Nœuds gordiens de la sécurisation du continent

Par Zacharie Roger Mbarga

La quatrième édition du Forum international de Dakar sur la paix et la sécurité était ancrée sur l’actualité saharo-sahélienne. Placé sous le thème « Défis sécuritaires en Afrique: pour des solutions intégrées», les échanges étaient tournés sur le rôle de premier plan des africains dans la résolution des conflits qui minent le continent. Les solutions endogènes ont davantage porté sur les aspects de militarisation plutôt que sur la réduction de la pauvreté et le développement. Les réalités sur le terrain, notamment le chômage et le désœuvrement demeurent pourtant le terreau fertile de l’engagement des jeunes dans les nébuleuses djihadistes. D’où l’étonnement d’un participant de la société civile « On ne nous parle que de gommer les terroristes, de forces militaires, alors que ce rendez-vous est placé sous le signe des « solutions intégrées » ».

Dans le fond, l’adéquation et l’adaptation des missions de sécurisation des zones de conflits étaient la préoccupation majoritairement partagée. Pour évoquer le cas du Mali, Amandine Gnanguênon, chercheuse associée à l’université d’Auvergne, évoque « une opération du maintien de la paix peu adaptée à l’évolution de l’instabilité dans la sous-région et aux phénomènes complexes de radicalisation à l’œuvre». Pour elle, « On ne peut pas maintenir la paix quand l’un des acteurs ne veut pas faire la paix et a manifestement fait du dialogue une manière de gagner le temps », rapporte RFI.

Pour le Président Macky Sall, hôte de ce forum, « Nous devons faire très attention aux schémas que nous mettons en œuvre avant d’agir.
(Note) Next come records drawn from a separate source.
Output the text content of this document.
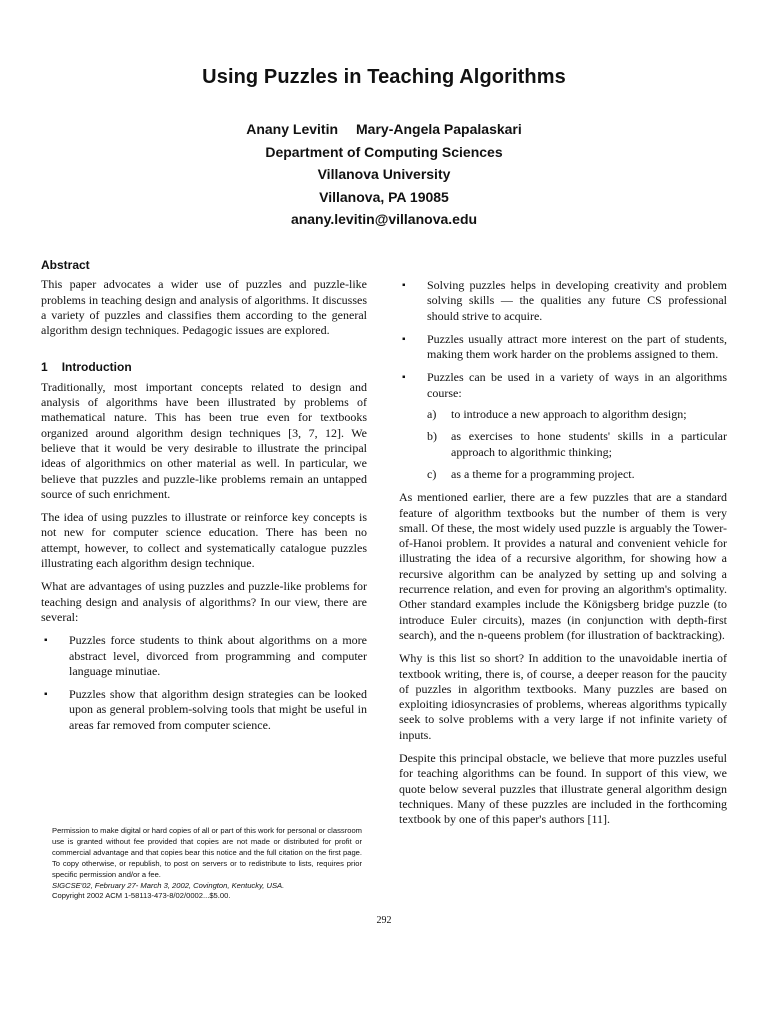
Using Puzzles in Teaching Algorithms
Anany Levitin Mary-Angela Papalaskari
Department of Computing Sciences
Villanova University
Villanova, PA 19085
anany.levitin@villanova.edu
Abstract

This paper advocates a wider use of puzzles and puzzle-like problems in teaching design and analysis of algorithms. It discusses a variety of puzzles and classifies them according to the general algorithm design techniques. Pedagogic issues are explored.

1 Introduction

Traditionally, most important concepts related to design and analysis of algorithms have been illustrated by problems of mathematical nature. This has been true even for textbooks organized around algorithm design techniques [3, 7, 12]. We believe that it would be very desirable to illustrate the principal ideas of algorithmics on other material as well. In particular, we believe that puzzles and puzzle-like problems remain an untapped source of such enrichment.

The idea of using puzzles to illustrate or reinforce key concepts is not new for computer science education. There has been no attempt, however, to collect and systematically catalogue puzzles illustrating each algorithm design technique.

What are advantages of using puzzles and puzzle-like problems for teaching design and analysis of algorithms? In our view, there are several:

▪ Puzzles force students to think about algorithms on a more abstract level, divorced from programming and computer language minutiae.
▪ Puzzles show that algorithm design strategies can be looked upon as general problem-solving tools that might be useful in areas far removed from computer science.
Permission to make digital or hard copies of all or part of this work for personal or classroom use is granted without fee provided that copies are not made or distributed for profit or commercial advantage and that copies bear this notice and the full citation on the first page. To copy otherwise, or republish, to post on servers or to redistribute to lists, requires prior specific permission and/or a fee.
SIGCSE'02, February 27- March 3, 2002, Covington, Kentucky, USA.
Copyright 2002 ACM 1-58113-473-8/02/0002...$5.00.
▪ Solving puzzles helps in developing creativity and problem solving skills — the qualities any future CS professional should strive to acquire.
▪ Puzzles usually attract more interest on the part of students, making them work harder on the problems assigned to them.
▪ Puzzles can be used in a variety of ways in an algorithms course:
a)	to introduce a new approach to algorithm design;
b)	as exercises to hone students' skills in a particular approach to algorithmic thinking;
c)	as a theme for a programming project.

As mentioned earlier, there are a few puzzles that are a standard feature of algorithm textbooks but the number of them is very small. Of these, the most widely used puzzle is arguably the Tower-of-Hanoi problem. It provides a natural and convenient vehicle for illustrating the idea of a recursive algorithm, for showing how a recursive algorithm can be analyzed by setting up and solving a recurrence relation, and even for proving an algorithm's optimality. Other standard examples include the Königsberg bridge puzzle (to introduce Euler circuits), mazes (in conjunction with depth-first search), and the n-queens problem (for illustration of backtracking).

Why is this list so short? In addition to the unavoidable inertia of textbook writing, there is, of course, a deeper reason for the paucity of puzzles in algorithm textbooks. Many puzzles are based on exploiting idiosyncrasies of problems, whereas algorithms typically seek to solve problems with a very large if not infinite variety of inputs.

Despite this principal obstacle, we believe that more puzzles useful for teaching algorithms can be found. In support of this view, we quote below several puzzles that illustrate general algorithm design techniques. Many of these puzzles are included in the forthcoming textbook by one of this paper's authors [11].

292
Il faut se garder des solutions toutes faites, conçues et appliquées sans concertation avec les AfricainsLes interventions sont souvent pires que le mal qu’elles étaient censées soigner. Comme il ne fait pas midi partout en même temps, chaque pays a une histoire, une expérience et des spécificités dont il convient de tenir compte. C’est extrêmement important pour les réponses que nous voulons trouver par rapport aux défis du terrorisme ». Il a ainsi appelé à une refondation des opérations de maintien de la paix (OMP) de l’ONU.
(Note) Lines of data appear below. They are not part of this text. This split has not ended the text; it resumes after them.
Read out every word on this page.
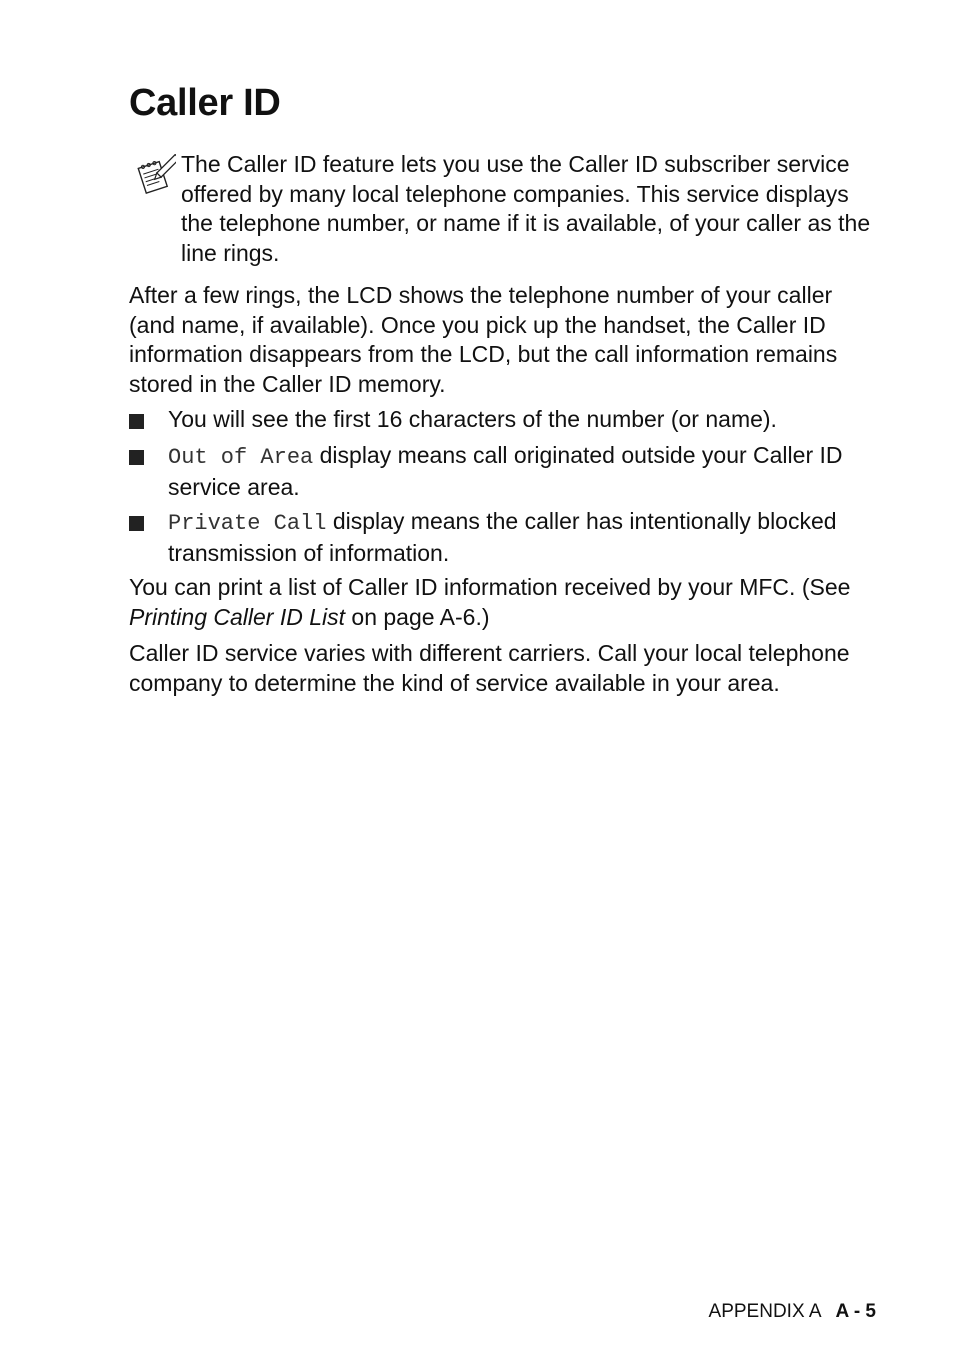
Caller ID

The Caller ID feature lets you use the Caller ID subscriber service offered by many local telephone companies. This service displays the telephone number, or name if it is available, of your caller as the line rings.

After a few rings, the LCD shows the telephone number of your caller (and name, if available). Once you pick up the handset, the Caller ID information disappears from the LCD, but the call information remains stored in the Caller ID memory.

You will see the first 16 characters of the number (or name).

Out of Area display means call originated outside your Caller ID service area.

Private Call display means the caller has intentionally blocked transmission of information.

You can print a list of Caller ID information received by your MFC. (See Printing Caller ID List on page A-6.)

Caller ID service varies with different carriers. Call your local telephone company to determine the kind of service available in your area.

APPENDIX A A - 5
Le Président de la Commission de l’Union Africaine dira dans la même veine que « dans la plupart des situations marquées par une violence asymétrique, les missions de maintien de la paix, lorsqu’elles sont déployées, éprouvent des difficultés à s’adapter à l’environnement dans lequel elles sont censées opérer. Elles manquent de flexibilité et les limites qu’imposent leur plan et leurs règles d’engagement handicapent leur efficacité d’action. Quelquefois, elles sont contraintes de consacrer l’essentiel de leur effort à leur propre protection au détriment de la mise en œuvre des tâches de protection des civils et d’appui de la mise en œuvre des accords de paix ». Cette idée trouve de l’écho après les retards considérables pris par la mission mobile et opérationnelle du G5 Sahel (Mali, Niger, Mauritanie, Burkina Faso et Tchad). Les appuis extérieurs censés être des appoints sont finalement des financements sine qua non des missions de paix et de sécurité.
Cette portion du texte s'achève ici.